Though stunning in and of itself–it’s a new height of special influence when a company targeted for criminal investigation by one AG can call up the Florida AG and ask it to run interference–it’s far worse when you remember that at the time Baker & McKenzie made that request, LPS was under investigation by the FLORIDA AG’S OFFICE! The emails are part of a longer string available on Scrib’d here. If you look at the one on page 5, it’s clear Baker & McKenzie represent LPS. Then look at page 24, and then page 9.
On page 24 you find this email dated June 15th, written by Baker & McKenzie partner Joan E. Meyer:
“Vicki–[Vicki Butler is Spark’s former boss in the economic crimes division]
“If you have a chance this afternoon, I’d like to catch up. We just received notification that the MI AG (Bill Schuette) announced the issuance of criminal subpoenas against LPS and Docx. [sic] When I called, the assigned investigator hadn’t even heard of the AG meeting with LPS. I know that Michigan was already committed to be an on-site attendee. Could I talk to you about this issue generally? These public announcements can deeply impact LPS’s business operations and stock price and seem unnecessary if the AGs who issue them have already agreed to a meeting. Wondering if there’s anything we can do.”
Meyer then gives her contact information and signs the email.
If you look at page 9, here’s what you read:
“Sue Sanford from the Michigan AG’s Office is going to call you about the State AG meeting with LPS. She may ask about converting her investigation from criminal to civil. If you are comfortable, please encourage her to join the civil group. I would like to share information with her and get her up to date regarding the information we provided at the meeting but thus far cannot because of the criminal restrictions.”
“Thanks and Regards,
Again, these asks go beyond beyond the types of issues raised by Spark, because it is a request that the FL AG’s office assist a company that it is itself investigating persuade another AG’s office to go easy on it, and switch from a criminal to a civil investigation.

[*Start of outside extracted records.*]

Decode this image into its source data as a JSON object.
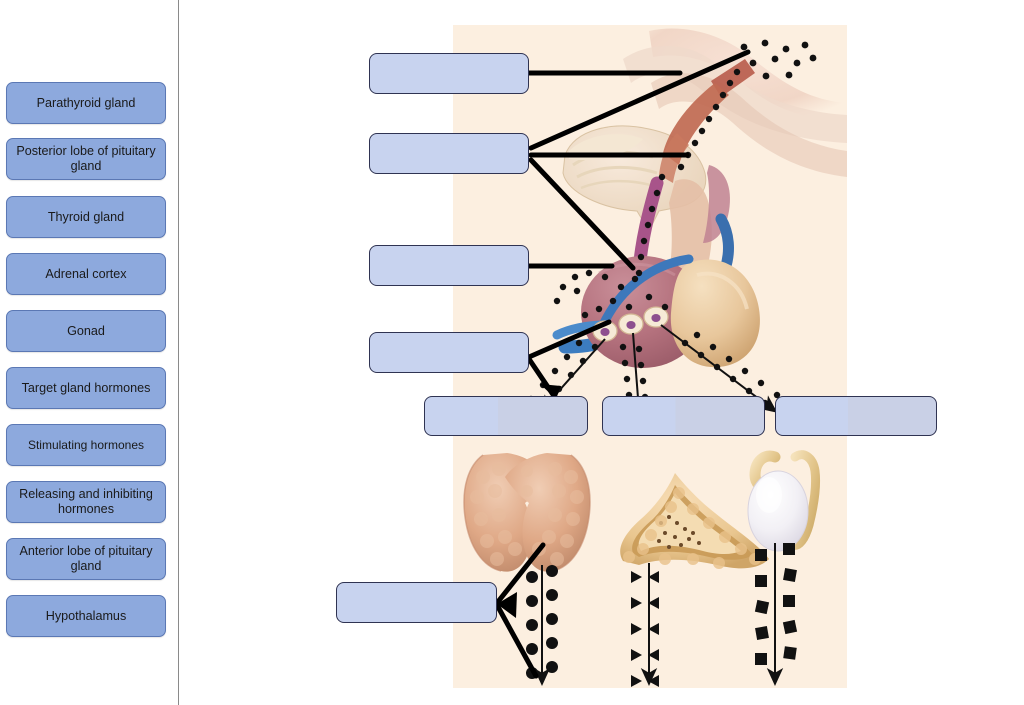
{
  "page": {
    "title": "Endocrine system labeling exercise",
    "background_color": "#ffffff",
    "figure_background_color": "#fcefe0",
    "chip_color": "#8da9dd",
    "chip_border_color": "#5b78b4",
    "drop_color": "#c8d3ef",
    "drop_border_color": "#2f3352"
  },
  "sidebar": {
    "name": "draggable-label-bank",
    "items": [
      {
        "id": "parathyroid-gland",
        "label": "Parathyroid gland"
      },
      {
        "id": "posterior-lobe-pituitary",
        "label": "Posterior lobe of pituitary gland"
      },
      {
        "id": "thyroid-gland",
        "label": "Thyroid gland"
      },
      {
        "id": "adrenal-cortex",
        "label": "Adrenal cortex"
      },
      {
        "id": "gonad",
        "label": "Gonad"
      },
      {
        "id": "target-gland-hormones",
        "label": "Target gland hormones"
      },
      {
        "id": "stimulating-hormones",
        "label": "Stimulating hormones"
      },
      {
        "id": "releasing-inhibiting-hormones",
        "label": "Releasing and inhibiting hormones"
      },
      {
        "id": "anterior-lobe-pituitary",
        "label": "Anterior lobe of pituitary gland"
      },
      {
        "id": "hypothalamus",
        "label": "Hypothalamus"
      }
    ]
  },
  "diagram": {
    "name": "endocrine-axis-diagram",
    "drop_targets": [
      {
        "id": "drop-1",
        "value": "",
        "placeholder": ""
      },
      {
        "id": "drop-2",
        "value": "",
        "placeholder": ""
      },
      {
        "id": "drop-3",
        "value": "",
        "placeholder": ""
      },
      {
        "id": "drop-4",
        "value": "",
        "placeholder": ""
      },
      {
        "id": "drop-5",
        "value": "",
        "placeholder": ""
      },
      {
        "id": "drop-6",
        "value": "",
        "placeholder": ""
      },
      {
        "id": "drop-7",
        "value": "",
        "placeholder": ""
      },
      {
        "id": "drop-8",
        "value": "",
        "placeholder": ""
      }
    ],
    "illustration_parts": [
      {
        "id": "hypothalamus-tissue",
        "label": "hypothalamus"
      },
      {
        "id": "optic-chiasm",
        "label": "optic chiasm"
      },
      {
        "id": "pituitary-stalk",
        "label": "infundibulum"
      },
      {
        "id": "anterior-pituitary",
        "label": "anterior lobe of pituitary gland"
      },
      {
        "id": "posterior-pituitary",
        "label": "posterior lobe of pituitary gland"
      },
      {
        "id": "thyroid-organ",
        "label": "thyroid gland"
      },
      {
        "id": "adrenal-cortex-organ",
        "label": "adrenal cortex"
      },
      {
        "id": "gonad-organ",
        "label": "gonad (testis)"
      }
    ],
    "hormone_flow_markers": [
      {
        "organ": "thyroid-organ",
        "marker": "circle"
      },
      {
        "organ": "adrenal-cortex-organ",
        "marker": "triangle"
      },
      {
        "organ": "gonad-organ",
        "marker": "square"
      }
    ]
  }
}
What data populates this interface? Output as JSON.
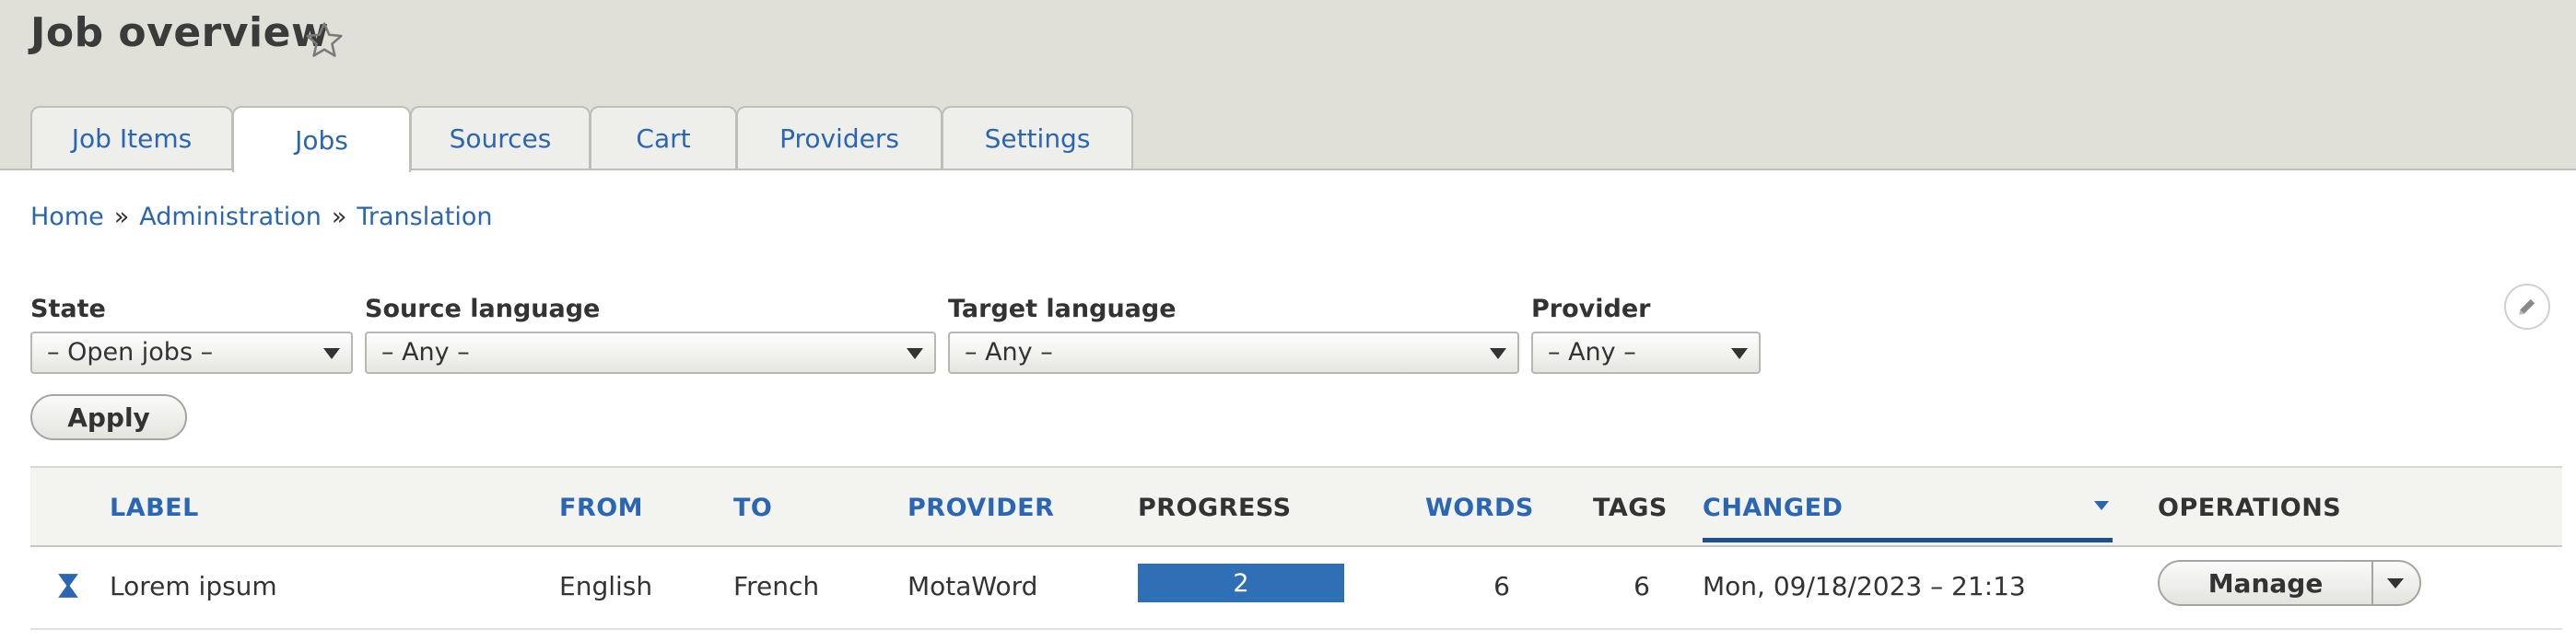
{
  "page": {
    "title": "Job overview"
  },
  "tabs": [
    {
      "label": "Job Items"
    },
    {
      "label": "Jobs",
      "active": true
    },
    {
      "label": "Sources"
    },
    {
      "label": "Cart"
    },
    {
      "label": "Providers"
    },
    {
      "label": "Settings"
    }
  ],
  "breadcrumb": {
    "items": [
      "Home",
      "Administration",
      "Translation"
    ],
    "separator": "»"
  },
  "filters": {
    "state": {
      "label": "State",
      "value": "– Open jobs –"
    },
    "source_language": {
      "label": "Source language",
      "value": "– Any –"
    },
    "target_language": {
      "label": "Target language",
      "value": "– Any –"
    },
    "provider": {
      "label": "Provider",
      "value": "– Any –"
    },
    "apply_label": "Apply"
  },
  "table": {
    "columns": {
      "label": "LABEL",
      "from": "FROM",
      "to": "TO",
      "provider": "PROVIDER",
      "progress": "PROGRESS",
      "words": "WORDS",
      "tags": "TAGS",
      "changed": "CHANGED",
      "operations": "OPERATIONS"
    },
    "rows": [
      {
        "state_icon": "hourglass-icon",
        "label": "Lorem ipsum",
        "from": "English",
        "to": "French",
        "provider": "MotaWord",
        "progress": "2",
        "words": "6",
        "tags": "6",
        "changed": "Mon, 09/18/2023 – 21:13",
        "operation": "Manage"
      }
    ]
  },
  "colors": {
    "link": "#2a66b3",
    "progress_bar": "#2f6fb5",
    "header_bg": "#e0e0d8"
  }
}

Now with this context, do you have ANY doubt as to what Richard Lawson meant when he told Clarkson and Edwards that he wanted them to handle their investigations “with great sensitivity”? The message was to at most go through the motions but not ruffle any feathers.
And it should come as no surprise that Spark left the Florida AG’s office shortly after sending his letter. Any seriousness about investigating bad conduct is a career limiting move in the Bondi regime.